Tüm saflığı, tazeliği içime çekiyorum. Çantamın ağırlaştığını hissediyorum. Taşımak güçleşiyor. Zaten ağırdı, daha da ağırlaşıyor. Yolun sonuna doğru yaklaşıyorum. Heyecan kaplıyor içimi hiç bitmemiş gibi. İçim içime sığmıyor. Annemi göreceğim az sonra. Babamı, dedemi. Evimi göreceğim; bahçesini, on dokuz basamak merdivenini, çiçeklerini, taşlarını göreceğim. Doğduğum evi, büyüdüğüm avluyu, komşularla kapı önü oturmalarımızı, beş taş oynamalarımızı göreceğim. Sabahtan bizim iki katlı evin kapısının önünde otururdu tüm komşularımız. Babaannem rahmetlik her defasında komşularla sohbet ederken ocağa yemek koyduğunu unutur, caanım yemeği çelik tenceresiyle birlikte yakardı. Öğlen vakti herkes evine çekilir, yemeğini yer, öğle uykusuna yatardı. Öğleden sonra güneş yön değiştirince gölge olan karşı komşunun evinin önünde oturulurdu. Biz çocuklar beş taş oynar, yüz taş oynar eğlenirdik. Okul çağı gelmiş çocuklar hep beraber okula giderdi. Komşular arasında dargınlıklar, küslükler olmazdı. Herkes birbiriyle iyi anlaşır, gül gibi yaşayıp giderdik. Komşusu aç olan uyuyamazdı.
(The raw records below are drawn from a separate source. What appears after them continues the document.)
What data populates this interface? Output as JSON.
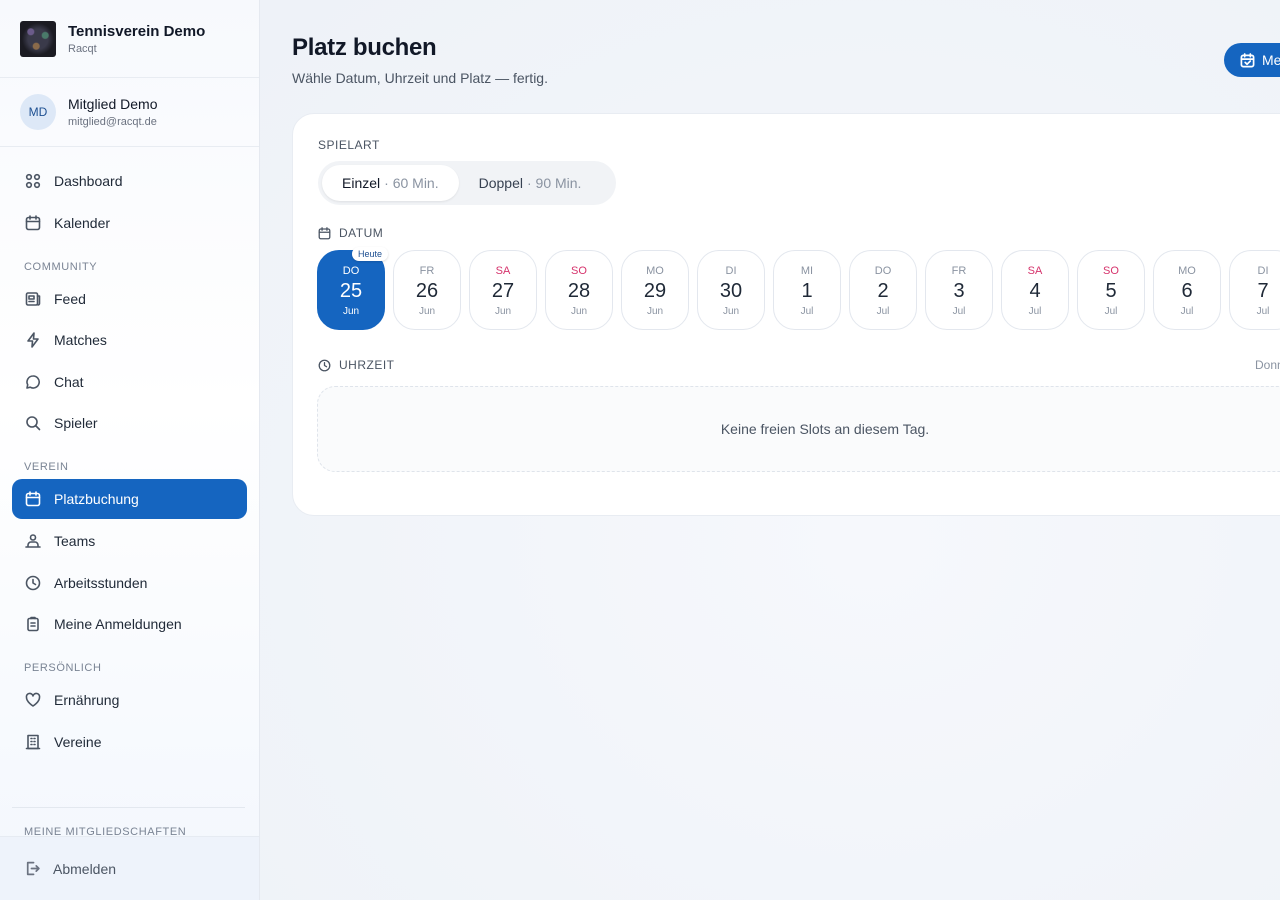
{
  "brand": {
    "title": "Tennisverein Demo",
    "subtitle": "Racqt"
  },
  "user": {
    "initials": "MD",
    "name": "Mitglied Demo",
    "email": "mitglied@racqt.de"
  },
  "nav": {
    "main": [
      {
        "label": "Dashboard",
        "icon": "dashboard-icon"
      },
      {
        "label": "Kalender",
        "icon": "calendar-icon"
      }
    ],
    "community_label": "COMMUNITY",
    "community": [
      {
        "label": "Feed",
        "icon": "newspaper-icon"
      },
      {
        "label": "Matches",
        "icon": "lightning-icon"
      },
      {
        "label": "Chat",
        "icon": "chat-bubble-icon"
      },
      {
        "label": "Spieler",
        "icon": "search-icon"
      }
    ],
    "verein_label": "VEREIN",
    "verein": [
      {
        "label": "Platzbuchung",
        "icon": "calendar-check-icon",
        "active": true
      },
      {
        "label": "Teams",
        "icon": "people-icon"
      },
      {
        "label": "Arbeitsstunden",
        "icon": "clock-icon"
      },
      {
        "label": "Meine Anmeldungen",
        "icon": "clipboard-icon"
      }
    ],
    "persoenlich_label": "PERSÖNLICH",
    "persoenlich": [
      {
        "label": "Ernährung",
        "icon": "heart-icon"
      },
      {
        "label": "Vereine",
        "icon": "building-icon"
      }
    ],
    "memberships_label": "MEINE MITGLIEDSCHAFTEN",
    "logout": "Abmelden"
  },
  "page": {
    "title": "Platz buchen",
    "subtitle": "Wähle Datum, Uhrzeit und Platz — fertig.",
    "top_button": "Me"
  },
  "booking": {
    "spielart_label": "SPIELART",
    "options": [
      {
        "label": "Einzel",
        "duration": "· 60 Min.",
        "active": true
      },
      {
        "label": "Doppel",
        "duration": "· 90 Min.",
        "active": false
      }
    ],
    "datum_label": "DATUM",
    "today_badge": "Heute",
    "dates": [
      {
        "dow": "DO",
        "day": "25",
        "month": "Jun",
        "active": true,
        "weekend": false
      },
      {
        "dow": "FR",
        "day": "26",
        "month": "Jun",
        "weekend": false
      },
      {
        "dow": "SA",
        "day": "27",
        "month": "Jun",
        "weekend": true
      },
      {
        "dow": "SO",
        "day": "28",
        "month": "Jun",
        "weekend": true
      },
      {
        "dow": "MO",
        "day": "29",
        "month": "Jun",
        "weekend": false
      },
      {
        "dow": "DI",
        "day": "30",
        "month": "Jun",
        "weekend": false
      },
      {
        "dow": "MI",
        "day": "1",
        "month": "Jul",
        "weekend": false
      },
      {
        "dow": "DO",
        "day": "2",
        "month": "Jul",
        "weekend": false
      },
      {
        "dow": "FR",
        "day": "3",
        "month": "Jul",
        "weekend": false
      },
      {
        "dow": "SA",
        "day": "4",
        "month": "Jul",
        "weekend": true
      },
      {
        "dow": "SO",
        "day": "5",
        "month": "Jul",
        "weekend": true
      },
      {
        "dow": "MO",
        "day": "6",
        "month": "Jul",
        "weekend": false
      },
      {
        "dow": "DI",
        "day": "7",
        "month": "Jul",
        "weekend": false
      }
    ],
    "uhrzeit_label": "UHRZEIT",
    "uhrzeit_hint": "Donn",
    "empty_message": "Keine freien Slots an diesem Tag."
  },
  "colors": {
    "primary": "#1565c0",
    "weekend": "#d6336c"
  }
}
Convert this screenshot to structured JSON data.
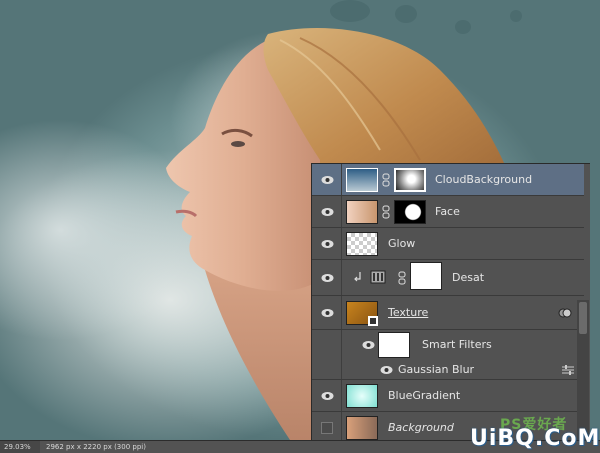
{
  "layers_panel": {
    "layers": [
      {
        "name": "CloudBackground",
        "visible": true,
        "selected": true,
        "italic": false,
        "underlined": false
      },
      {
        "name": "Face",
        "visible": true,
        "selected": false,
        "italic": false,
        "underlined": false
      },
      {
        "name": "Glow",
        "visible": true,
        "selected": false,
        "italic": false,
        "underlined": false
      },
      {
        "name": "Desat",
        "visible": true,
        "selected": false,
        "italic": false,
        "underlined": false
      },
      {
        "name": "Texture",
        "visible": true,
        "selected": false,
        "italic": false,
        "underlined": true
      },
      {
        "name": "Smart Filters",
        "visible": true,
        "selected": false,
        "italic": false,
        "underlined": false
      },
      {
        "name": "Gaussian Blur",
        "visible": true,
        "selected": false,
        "italic": false,
        "underlined": false
      },
      {
        "name": "BlueGradient",
        "visible": true,
        "selected": false,
        "italic": false,
        "underlined": false
      },
      {
        "name": "Background",
        "visible": false,
        "selected": false,
        "italic": true,
        "underlined": false
      }
    ]
  },
  "status_bar": {
    "zoom": "29.03%",
    "doc_info": "2962 px x 2220 px (300 ppi)"
  },
  "watermark": {
    "top_text": "PS爱好者",
    "bottom_text": "UiBQ.CoM"
  },
  "colors": {
    "panel_bg": "#525252",
    "selected_row": "#5e6f85",
    "status_bg": "#535353"
  }
}
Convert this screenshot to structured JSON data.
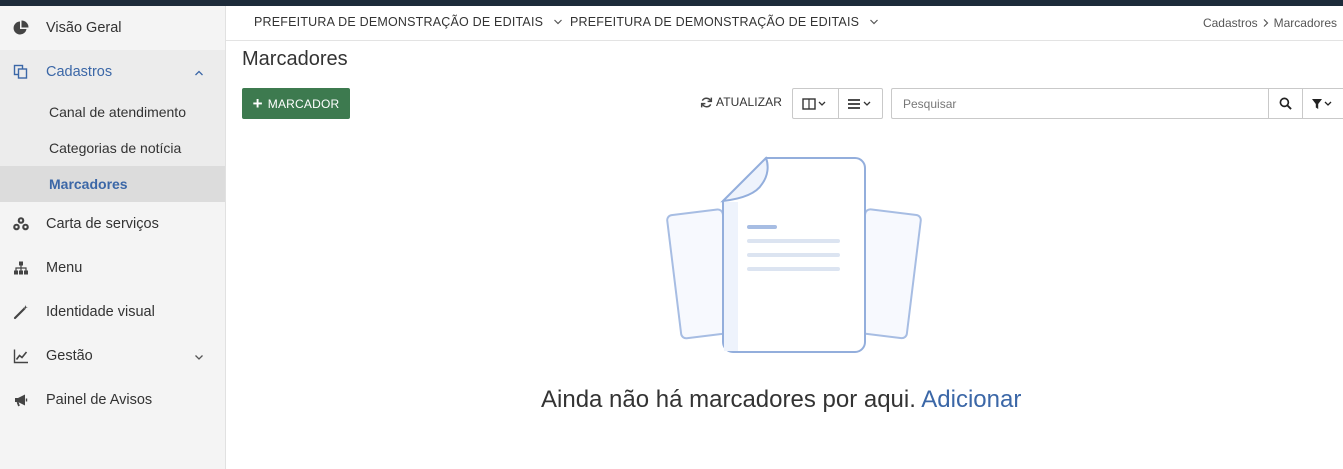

            O günün çocukları bizler büyüdük, üniversite sınavını kazanıp başka şehirlere okumaya gittik. Büyüklerimizden, küçüklerimizden, her yaştan  yaşama süresini dolduranlar  aramızdan ayrıldı. Babaannem de gitti dönmemek üzere. Canım babaannem. Beni öpmez koklardı adeta. Sımsıkı sarılırdı. İki örgü saçlarını koklardım den de. Şimdi nasılsın babaannem oralarda? Beni özlüyor musun acaba? Bir bir ayrılmak zorunda kaldık istemeden bu güzel zeytin ağacı kokan topraklardan. Ayrı düştük sevgiden, dostluktan, yarenlikten… Gidenler ve dönmemek üzere gidenler. Ben döndüm işte!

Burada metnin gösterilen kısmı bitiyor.